From the tanzanite mine, we headed due east to visit a tsavorite working, again non-operational (tsavorite is a green garnet that, if of high quality, produces a beautiful gemstone). We had gone only a kilometer or two when Gaudens (brother of the mine-owner, Leonard), who was driving, said we had a problem with our brakes. It proved to be a broken brake-cable, so we returned to another of the small-scale mines. There, following considerable animated discussion amongst the Tanzanians in our vehicle (Emma, Tawa, Gaudens and Leonard) and several miners, it was determined we should disconnect the one brake, then get some brake fluid to ensure the other three brakes were fully operational. Whilst we waited (about two hours altogether), I looked through the mine tailings whilst Dana and Tawa spoke to one of the miners who told them he had been working for ten years and had been totally unsuccessful in finding tanzanite. The miners do not get paid, and eat only one meal of rice and beans a day (sometimes this is provided by the owner). When they find a tanzanite crystal that they can sell, they share the proceeds amongst all of them. They start work at around 4 pm and stay in the mine until 8 am when they come to the surface, rest, eat, then go down into the mine again. It’s back-breaking, very dangerous, generally unrewarding work with the possibility of a rich strike being the only incentive – for most, a futile dream. I recall reading in a mining journal last year or the year before of a flooding of the mines that killed many workers.
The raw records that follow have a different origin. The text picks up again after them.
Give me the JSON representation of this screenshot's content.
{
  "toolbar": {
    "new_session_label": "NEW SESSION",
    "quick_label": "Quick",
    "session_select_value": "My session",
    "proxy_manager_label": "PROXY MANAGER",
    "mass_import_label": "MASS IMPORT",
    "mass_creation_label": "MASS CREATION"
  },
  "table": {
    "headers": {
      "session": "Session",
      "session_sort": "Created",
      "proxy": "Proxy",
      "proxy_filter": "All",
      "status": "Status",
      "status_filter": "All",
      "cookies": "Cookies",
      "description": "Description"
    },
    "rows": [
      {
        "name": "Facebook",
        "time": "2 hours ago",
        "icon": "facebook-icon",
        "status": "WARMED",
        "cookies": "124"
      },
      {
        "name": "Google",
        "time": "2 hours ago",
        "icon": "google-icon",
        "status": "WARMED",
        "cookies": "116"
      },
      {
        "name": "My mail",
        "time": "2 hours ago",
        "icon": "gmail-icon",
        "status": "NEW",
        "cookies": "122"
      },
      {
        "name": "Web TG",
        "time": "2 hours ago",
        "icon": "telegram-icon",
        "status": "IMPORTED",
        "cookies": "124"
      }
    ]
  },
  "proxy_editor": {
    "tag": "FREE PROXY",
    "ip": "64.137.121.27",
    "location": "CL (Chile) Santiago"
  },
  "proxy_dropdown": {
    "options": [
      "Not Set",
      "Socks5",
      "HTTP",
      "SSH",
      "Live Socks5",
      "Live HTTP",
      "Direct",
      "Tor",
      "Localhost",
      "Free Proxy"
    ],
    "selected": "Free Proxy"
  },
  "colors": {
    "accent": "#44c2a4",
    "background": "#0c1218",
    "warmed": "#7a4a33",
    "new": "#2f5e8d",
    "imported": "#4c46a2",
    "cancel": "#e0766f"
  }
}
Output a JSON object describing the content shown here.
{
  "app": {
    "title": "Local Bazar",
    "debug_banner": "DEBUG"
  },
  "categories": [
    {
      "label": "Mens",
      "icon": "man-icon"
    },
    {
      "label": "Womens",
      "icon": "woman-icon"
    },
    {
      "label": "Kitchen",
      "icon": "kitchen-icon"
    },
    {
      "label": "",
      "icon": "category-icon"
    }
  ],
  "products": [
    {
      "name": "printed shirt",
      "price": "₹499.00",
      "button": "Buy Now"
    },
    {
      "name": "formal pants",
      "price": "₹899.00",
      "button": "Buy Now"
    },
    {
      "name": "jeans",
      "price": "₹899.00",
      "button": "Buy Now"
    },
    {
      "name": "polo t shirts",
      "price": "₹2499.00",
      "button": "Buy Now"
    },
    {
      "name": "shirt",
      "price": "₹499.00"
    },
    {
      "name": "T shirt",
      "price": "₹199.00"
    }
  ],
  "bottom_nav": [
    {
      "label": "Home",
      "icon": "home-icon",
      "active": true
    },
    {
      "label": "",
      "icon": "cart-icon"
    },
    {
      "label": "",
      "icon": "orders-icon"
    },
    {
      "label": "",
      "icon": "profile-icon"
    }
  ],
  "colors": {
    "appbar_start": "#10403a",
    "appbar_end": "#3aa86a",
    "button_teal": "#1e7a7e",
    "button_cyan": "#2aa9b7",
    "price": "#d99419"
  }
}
When the car was ready to leave, I felt deeply sad for these kind-hearted, hard-working men whose present and future seemed so precarious. The tsavorite workings proved to be about four angled adits with no sign – to me – of green garnets anywhere. Again, the most abundant rocks in the tailings were highly graphitic gneisses, much sheared. A neighbouring mine worker passed by and came to see what we were doing – he sorted through some of the tailings and quickly presented us with a few very small fragments of a clear green mineral that he said were tsavorite – I had no problem believing him even though I couldn’t be sure without doing some further tests (not part of my plans, however!).